Fauna surveys in the park indicate that 17 native mammal species, including the wongai ningaui, dunnarts and bush rats, are found within the park boundaries. Other animals including 4 frog species, 52 species of reptile and 51 bird species are also resident in the park. The park is also home to a rich array of dragon lizards.

A bushfire in the park killed three men after a roadblock was lifted on Great Eastern Highway in Coolgardie in December 2007 after a long queue of vehicles were waiting for the highway to open after being closed for most of the day. The three truck drivers tried to turn around and flee the fire but could not escape and died from smoke burns. The bushfire continued to burn for two weeks before being extinguished by fire fighters, and authorities then had the highway reopened.
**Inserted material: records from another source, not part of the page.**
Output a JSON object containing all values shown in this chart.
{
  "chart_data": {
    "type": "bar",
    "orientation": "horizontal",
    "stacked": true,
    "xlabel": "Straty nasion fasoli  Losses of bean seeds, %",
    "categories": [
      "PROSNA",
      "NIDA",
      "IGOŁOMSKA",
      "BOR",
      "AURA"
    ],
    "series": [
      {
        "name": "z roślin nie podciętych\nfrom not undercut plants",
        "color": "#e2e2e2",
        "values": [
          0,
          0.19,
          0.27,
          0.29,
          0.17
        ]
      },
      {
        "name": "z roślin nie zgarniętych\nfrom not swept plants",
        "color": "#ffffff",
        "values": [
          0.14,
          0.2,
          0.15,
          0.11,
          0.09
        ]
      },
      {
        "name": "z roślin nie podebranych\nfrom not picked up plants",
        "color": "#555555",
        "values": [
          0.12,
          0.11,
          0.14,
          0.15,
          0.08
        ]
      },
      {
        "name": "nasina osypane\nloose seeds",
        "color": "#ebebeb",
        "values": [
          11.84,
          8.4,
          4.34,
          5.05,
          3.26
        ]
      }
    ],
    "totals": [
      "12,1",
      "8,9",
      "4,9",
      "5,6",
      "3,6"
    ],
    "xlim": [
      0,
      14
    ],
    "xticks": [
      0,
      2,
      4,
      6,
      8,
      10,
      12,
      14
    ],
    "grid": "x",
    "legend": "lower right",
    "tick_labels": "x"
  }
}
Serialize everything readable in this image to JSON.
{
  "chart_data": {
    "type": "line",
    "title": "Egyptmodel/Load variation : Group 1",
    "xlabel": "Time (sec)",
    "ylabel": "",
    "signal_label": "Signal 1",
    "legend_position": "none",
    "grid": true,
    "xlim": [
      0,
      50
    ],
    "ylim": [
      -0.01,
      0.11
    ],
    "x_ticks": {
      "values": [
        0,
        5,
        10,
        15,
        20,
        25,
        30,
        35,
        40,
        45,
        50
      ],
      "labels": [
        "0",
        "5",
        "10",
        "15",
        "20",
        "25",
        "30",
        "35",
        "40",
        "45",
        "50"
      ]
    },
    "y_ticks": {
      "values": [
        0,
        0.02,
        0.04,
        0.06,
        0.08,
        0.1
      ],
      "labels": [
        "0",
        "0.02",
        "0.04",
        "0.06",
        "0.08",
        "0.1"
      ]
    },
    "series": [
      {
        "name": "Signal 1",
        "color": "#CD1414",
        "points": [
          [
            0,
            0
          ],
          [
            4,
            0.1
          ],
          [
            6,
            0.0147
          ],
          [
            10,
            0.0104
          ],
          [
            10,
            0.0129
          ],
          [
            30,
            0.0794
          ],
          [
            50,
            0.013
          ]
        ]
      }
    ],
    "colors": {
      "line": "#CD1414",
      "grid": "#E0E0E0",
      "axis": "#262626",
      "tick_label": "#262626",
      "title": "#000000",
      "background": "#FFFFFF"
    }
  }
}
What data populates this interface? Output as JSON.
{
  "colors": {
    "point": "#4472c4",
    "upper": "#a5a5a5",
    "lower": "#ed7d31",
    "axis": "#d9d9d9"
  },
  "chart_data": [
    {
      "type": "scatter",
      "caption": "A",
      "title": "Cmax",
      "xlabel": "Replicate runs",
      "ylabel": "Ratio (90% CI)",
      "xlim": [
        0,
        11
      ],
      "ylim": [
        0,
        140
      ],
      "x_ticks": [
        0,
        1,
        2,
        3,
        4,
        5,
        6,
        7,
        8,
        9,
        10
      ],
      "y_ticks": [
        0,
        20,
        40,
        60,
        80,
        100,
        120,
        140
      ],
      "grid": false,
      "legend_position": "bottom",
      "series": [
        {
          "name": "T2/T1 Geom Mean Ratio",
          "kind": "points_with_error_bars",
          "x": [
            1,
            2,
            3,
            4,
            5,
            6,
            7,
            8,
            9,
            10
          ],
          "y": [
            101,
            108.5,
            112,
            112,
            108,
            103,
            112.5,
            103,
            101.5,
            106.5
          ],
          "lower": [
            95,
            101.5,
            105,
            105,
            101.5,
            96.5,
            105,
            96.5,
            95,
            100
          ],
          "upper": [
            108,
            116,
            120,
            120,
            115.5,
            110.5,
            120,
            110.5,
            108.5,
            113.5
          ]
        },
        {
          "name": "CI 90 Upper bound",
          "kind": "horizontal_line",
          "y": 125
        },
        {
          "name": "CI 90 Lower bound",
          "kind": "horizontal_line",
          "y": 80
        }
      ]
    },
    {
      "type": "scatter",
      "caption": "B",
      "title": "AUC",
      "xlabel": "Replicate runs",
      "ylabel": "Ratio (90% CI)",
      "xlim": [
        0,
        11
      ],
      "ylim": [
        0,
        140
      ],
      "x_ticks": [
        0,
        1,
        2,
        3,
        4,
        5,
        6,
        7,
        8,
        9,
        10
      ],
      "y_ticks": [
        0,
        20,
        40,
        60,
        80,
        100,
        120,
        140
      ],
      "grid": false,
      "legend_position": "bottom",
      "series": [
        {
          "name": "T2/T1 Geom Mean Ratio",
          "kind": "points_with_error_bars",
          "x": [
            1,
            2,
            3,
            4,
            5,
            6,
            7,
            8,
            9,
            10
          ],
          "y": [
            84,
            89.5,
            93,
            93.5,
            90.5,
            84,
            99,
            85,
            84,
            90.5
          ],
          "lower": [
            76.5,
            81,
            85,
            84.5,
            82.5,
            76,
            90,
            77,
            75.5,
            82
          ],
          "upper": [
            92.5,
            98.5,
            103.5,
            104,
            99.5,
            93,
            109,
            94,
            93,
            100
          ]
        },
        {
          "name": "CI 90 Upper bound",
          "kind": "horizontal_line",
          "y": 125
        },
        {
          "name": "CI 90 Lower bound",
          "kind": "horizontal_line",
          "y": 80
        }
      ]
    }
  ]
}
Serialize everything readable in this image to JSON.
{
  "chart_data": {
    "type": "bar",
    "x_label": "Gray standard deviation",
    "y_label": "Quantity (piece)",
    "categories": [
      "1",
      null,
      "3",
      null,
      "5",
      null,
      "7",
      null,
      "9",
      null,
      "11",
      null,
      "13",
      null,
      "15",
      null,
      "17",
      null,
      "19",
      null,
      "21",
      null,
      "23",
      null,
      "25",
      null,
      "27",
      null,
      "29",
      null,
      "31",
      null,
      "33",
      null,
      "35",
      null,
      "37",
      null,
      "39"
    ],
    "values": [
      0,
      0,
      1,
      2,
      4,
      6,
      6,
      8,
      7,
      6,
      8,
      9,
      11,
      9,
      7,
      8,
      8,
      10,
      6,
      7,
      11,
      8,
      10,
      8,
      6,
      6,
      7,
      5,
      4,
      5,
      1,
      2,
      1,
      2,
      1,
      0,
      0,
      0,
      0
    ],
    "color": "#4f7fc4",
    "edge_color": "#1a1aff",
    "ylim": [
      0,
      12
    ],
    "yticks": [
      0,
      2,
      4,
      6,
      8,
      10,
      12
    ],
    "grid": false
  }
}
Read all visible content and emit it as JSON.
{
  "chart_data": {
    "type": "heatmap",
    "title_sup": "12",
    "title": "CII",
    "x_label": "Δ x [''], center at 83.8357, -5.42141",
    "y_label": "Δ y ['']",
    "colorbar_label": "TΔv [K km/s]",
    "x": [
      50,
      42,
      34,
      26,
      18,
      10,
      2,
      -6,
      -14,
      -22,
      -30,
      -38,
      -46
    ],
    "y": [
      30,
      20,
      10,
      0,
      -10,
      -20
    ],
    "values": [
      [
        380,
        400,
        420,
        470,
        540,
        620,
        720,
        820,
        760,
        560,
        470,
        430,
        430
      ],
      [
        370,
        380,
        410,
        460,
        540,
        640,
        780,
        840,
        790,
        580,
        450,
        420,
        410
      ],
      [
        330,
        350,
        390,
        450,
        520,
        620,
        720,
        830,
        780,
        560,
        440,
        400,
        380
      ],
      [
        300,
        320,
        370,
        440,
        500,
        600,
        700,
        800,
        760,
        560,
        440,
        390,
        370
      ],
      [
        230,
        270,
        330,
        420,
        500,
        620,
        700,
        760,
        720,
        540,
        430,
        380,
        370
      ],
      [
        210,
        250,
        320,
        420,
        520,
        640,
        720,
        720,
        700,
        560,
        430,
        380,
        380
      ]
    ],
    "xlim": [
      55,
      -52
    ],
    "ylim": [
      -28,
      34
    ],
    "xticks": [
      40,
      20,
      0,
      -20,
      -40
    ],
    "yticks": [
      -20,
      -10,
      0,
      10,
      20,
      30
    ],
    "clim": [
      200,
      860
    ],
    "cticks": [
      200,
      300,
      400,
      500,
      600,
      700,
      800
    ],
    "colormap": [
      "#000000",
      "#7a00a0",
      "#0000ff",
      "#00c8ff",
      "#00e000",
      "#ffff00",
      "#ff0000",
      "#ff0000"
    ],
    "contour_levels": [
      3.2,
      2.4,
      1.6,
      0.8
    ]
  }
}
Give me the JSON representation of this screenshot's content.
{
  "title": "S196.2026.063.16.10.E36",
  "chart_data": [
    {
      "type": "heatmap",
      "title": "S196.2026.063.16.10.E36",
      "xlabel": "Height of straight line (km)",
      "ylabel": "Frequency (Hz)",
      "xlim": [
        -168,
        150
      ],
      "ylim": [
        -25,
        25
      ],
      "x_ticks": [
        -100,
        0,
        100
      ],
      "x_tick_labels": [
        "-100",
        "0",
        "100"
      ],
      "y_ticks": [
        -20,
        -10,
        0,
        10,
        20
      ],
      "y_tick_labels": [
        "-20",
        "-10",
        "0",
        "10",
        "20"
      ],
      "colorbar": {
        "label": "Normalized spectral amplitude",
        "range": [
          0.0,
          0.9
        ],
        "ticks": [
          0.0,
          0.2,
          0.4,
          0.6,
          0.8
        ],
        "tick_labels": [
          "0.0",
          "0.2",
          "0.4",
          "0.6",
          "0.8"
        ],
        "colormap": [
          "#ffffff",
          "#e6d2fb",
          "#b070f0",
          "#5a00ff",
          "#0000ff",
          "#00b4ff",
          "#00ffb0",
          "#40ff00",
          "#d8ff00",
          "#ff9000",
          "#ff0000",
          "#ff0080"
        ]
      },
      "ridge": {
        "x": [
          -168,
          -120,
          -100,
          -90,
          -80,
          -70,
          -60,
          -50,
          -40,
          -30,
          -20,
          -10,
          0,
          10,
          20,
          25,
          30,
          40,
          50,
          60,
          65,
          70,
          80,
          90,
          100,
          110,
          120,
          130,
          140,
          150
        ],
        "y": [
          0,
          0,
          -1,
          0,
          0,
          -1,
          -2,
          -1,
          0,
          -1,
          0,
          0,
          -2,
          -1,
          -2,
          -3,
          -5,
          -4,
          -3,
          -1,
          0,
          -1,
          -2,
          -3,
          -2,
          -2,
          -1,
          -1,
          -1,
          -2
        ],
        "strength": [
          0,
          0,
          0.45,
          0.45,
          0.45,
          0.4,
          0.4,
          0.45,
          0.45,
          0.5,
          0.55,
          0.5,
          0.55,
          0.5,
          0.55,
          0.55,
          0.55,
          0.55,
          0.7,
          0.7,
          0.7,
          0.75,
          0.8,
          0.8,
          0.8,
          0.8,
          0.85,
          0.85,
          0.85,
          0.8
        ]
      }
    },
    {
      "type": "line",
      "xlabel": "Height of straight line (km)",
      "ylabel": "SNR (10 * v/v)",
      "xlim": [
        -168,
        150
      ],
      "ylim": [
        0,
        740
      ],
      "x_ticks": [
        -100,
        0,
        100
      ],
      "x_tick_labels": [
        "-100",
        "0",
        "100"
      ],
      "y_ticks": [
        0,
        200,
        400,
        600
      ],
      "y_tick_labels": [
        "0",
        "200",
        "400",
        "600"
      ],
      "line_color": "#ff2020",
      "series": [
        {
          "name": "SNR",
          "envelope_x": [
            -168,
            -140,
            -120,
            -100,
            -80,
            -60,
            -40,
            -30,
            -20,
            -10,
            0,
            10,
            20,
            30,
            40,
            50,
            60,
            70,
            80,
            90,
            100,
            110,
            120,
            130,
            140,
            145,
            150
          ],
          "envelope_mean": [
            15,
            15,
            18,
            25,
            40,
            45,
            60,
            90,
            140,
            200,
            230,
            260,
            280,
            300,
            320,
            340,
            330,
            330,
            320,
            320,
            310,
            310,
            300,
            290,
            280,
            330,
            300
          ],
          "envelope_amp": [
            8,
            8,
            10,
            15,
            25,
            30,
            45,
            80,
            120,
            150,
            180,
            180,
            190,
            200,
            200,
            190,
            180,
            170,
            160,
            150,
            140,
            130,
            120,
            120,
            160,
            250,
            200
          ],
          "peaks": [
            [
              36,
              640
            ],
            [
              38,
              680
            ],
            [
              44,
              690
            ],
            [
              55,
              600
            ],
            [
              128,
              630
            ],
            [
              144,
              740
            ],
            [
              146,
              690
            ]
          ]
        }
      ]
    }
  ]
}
An inquiry into the fire was commenced in 2008; the coroner found that extreme incompetence by the Department of Environment and Conservation had contributed toward the deaths.
The fire burnt out an area of more than 7500 ha of the National Park and unallocated crown land. The fire jumped containment lines onto the southern side of Great Eastern Highway.

A memorial garden and shelter was opened near the old town site in 2010 for those who died in the 2007 bushfire.